Friederike Nymphius

Minimalism and After, ‘Jan van der Ploeg’, Sammlung DaimlerChrysler, Berlin, 2002

Jan van der Ploeg has been using “Grip” for his painting since 1997. This motif is a ready-made in the form of a horizontal, long rectangle with rounded corners, derived from the hand-holes in the cardboard boxes used for removals. It is essential for the artist that this is an easily recognized everyday form that he can shift into the context of painting, without making any changes. Grip also appeals linguistically for a similar reason, as it has the same connotations in both Dutch and English, and so can be understood ʻinternationallyʼ. Grip is the only starting-point, the module, that Van der Ploeg uses, varying from his murals according to the architectural conditions he finds, to his small, intimate panel paintings.

Van der Ploegʼs first Grips appeared in 1997 on the walls of buildings or back yards in Amsterdam. They were conceived like schematized figures, faces or punctuation marks, and had the same sort of character as ʻtagsʼ, the personalized signs that graffiti sprayers use to sign their work or mark out their territory. The link with ʻtagsʼ seems appropriate, as Van der Ploegʼs work is anchored in Piet Mondrianʼs Neoplasticism and the De Stijl movement around Theo van Doesburg. This connection is reinforced by his concentration on painting, which is anachronistic and traditional in today’s terms, and by his use of wall painting as a creative device - one has only to think of Van Doesburgʼs designs for the Amsterdam University. Van der Ploegʼs wall paintings are made up of a number of layers of glazed paint, with which he achieves a similarly smooth, un-textured appearance to that of his panel paintings. The artist has developed a colour vocabulary of his own for his work, consisting of black, white and contrasting shades like pink, purple or orange. This further reinforces the impression that the colour has been reduced to a mere surface. And yet the combination of various areas of colour with precisely related dimensions creates a remarkably three-dimensional quality, The colours do not seem to be embedded on a plane surface, but develop a volume that does not change the way in which the surrounding space is perceived, but includes it. Van der Ploegʼs murals are able to create space, both in their dimensions but also by the use of colour, but without expressing it visually in terms of perspective. ʻSpace paintingʼ would be an appropriate term for this. The key feature here is that all the particular features, like a ledge or a door, are included in the painting. This emphasizes the three-dimensional effect of the works and gives them a sculptural accent.

Painting as sculpture was one of the key developments made by Minimal Art protagonist Ellsworth Kelly. The painter wanted to make the picture into an object, and this led in the 60s to the “shaped canvas”, in which the inner structure of the image was to become an art object, liberated from all connections. Concepts introduced by Kelly like “colour as shape” or “shape as form” apply to van der Ploegʼs wall paintings. A key element in Van der Ploegʼs painting is variation. The wide range of possibilities found by the artist is constantly amazing, and seems inexhaustible. Each wall painting is different in the choice of colour, size, detail and in the combination of Grips. Thus the murals can seem ornamental, three-dimensional, flat of dynamic as a result of their longitudinal form. They make different effect in each location. Sometimes they even seem to perform the function of an architectural keystone, without which the architecture is unable to maintain its tension. It is important to Van der Ploeg that the original formal model should be recognizable and that its function as a ʻsignʼ should be retained. The American Richard artschwager found a formal module that functioned in a similar way as early as 1967. He used his pastille-shaped black “Blp”, like Van der Ploeg, in relation to the graffiti sprayers’ tags and logos. The Blp was visually ordinary and without any connections in terms of its content, and was intended to become a part of everyday experience and mark places for the sake of looking at them for no particular reason. If Blp or the Grip are seen as logos, then they are markers that record the artistsʼ geographical movements and make them into a network. At the same time, they are the most universally binding and clearest linguistic statement that the artists can find.

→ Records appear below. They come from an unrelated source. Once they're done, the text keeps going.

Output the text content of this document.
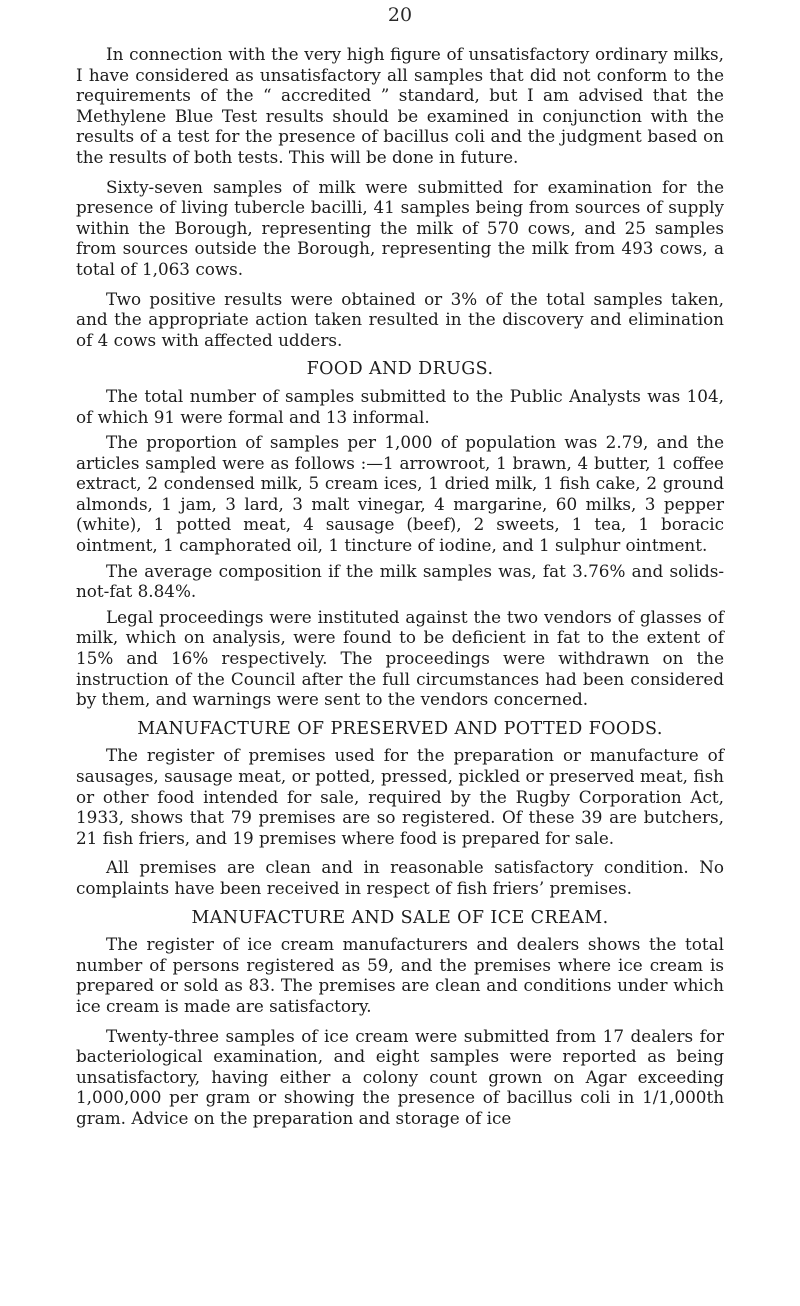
20

In connection with the very high figure of unsatisfactory ordinary milks, I have considered as unsatisfactory all samples that did not conform to the requirements of the “ accredited ” standard, but I am advised that the Methylene Blue Test results should be examined in conjunction with the results of a test for the presence of bacillus coli and the judgment based on the results of both tests. This will be done in future.

Sixty-seven samples of milk were submitted for examination for the presence of living tubercle bacilli, 41 samples being from sources of supply within the Borough, representing the milk of 570 cows, and 25 samples from sources outside the Borough, representing the milk from 493 cows, a total of 1,063 cows.

Two positive results were obtained or 3% of the total samples taken, and the appropriate action taken resulted in the discovery and elimination of 4 cows with affected udders.

FOOD AND DRUGS.

The total number of samples submitted to the Public Analysts was 104, of which 91 were formal and 13 informal.

The proportion of samples per 1,000 of population was 2.79, and the articles sampled were as follows :—1 arrowroot, 1 brawn, 4 butter, 1 coffee extract, 2 condensed milk, 5 cream ices, 1 dried milk, 1 fish cake, 2 ground almonds, 1 jam, 3 lard, 3 malt vinegar, 4 margarine, 60 milks, 3 pepper (white), 1 potted meat, 4 sausage (beef), 2 sweets, 1 tea, 1 boracic ointment, 1 camphorated oil, 1 tincture of iodine, and 1 sulphur ointment.

The average composition if the milk samples was, fat 3.76% and solids-not-fat 8.84%.

Legal proceedings were instituted against the two vendors of glasses of milk, which on analysis, were found to be deficient in fat to the extent of 15% and 16% respectively. The proceedings were withdrawn on the instruction of the Council after the full circumstances had been considered by them, and warnings were sent to the vendors concerned.

MANUFACTURE OF PRESERVED AND POTTED FOODS.

The register of premises used for the preparation or manufacture of sausages, sausage meat, or potted, pressed, pickled or preserved meat, fish or other food intended for sale, required by the Rugby Corporation Act, 1933, shows that 79 premises are so registered. Of these 39 are butchers, 21 fish friers, and 19 premises where food is prepared for sale.

All premises are clean and in reasonable satisfactory condition. No complaints have been received in respect of fish friers’ premises.

MANUFACTURE AND SALE OF ICE CREAM.

The register of ice cream manufacturers and dealers shows the total number of persons registered as 59, and the premises where ice cream is prepared or sold as 83. The premises are clean and conditions under which ice cream is made are satisfactory.

Twenty-three samples of ice cream were submitted from 17 dealers for bacteriological examination, and eight samples were reported as being unsatisfactory, having either a colony count grown on Agar exceeding 1,000,000 per gram or showing the presence of bacillus coli in 1/1,000th gram. Advice on the preparation and storage of ice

Jan van der Ploegʼs Grips link painting, sculpture, system, and seriality. They fit in with the everyday world in their overall effect, and function as signs and ornaments, as well as producing a painterly illusion. The Grips are a design device that allows formal reduction, but also inexhaustible variations. They create the maximum effect with the minimum of artistic resources.

Friederike Nymphius ʻMinimalism and Afterʼ, Sammlung DaimlerChrysler, February 8 - May 20, 2002, Berlin, Germany.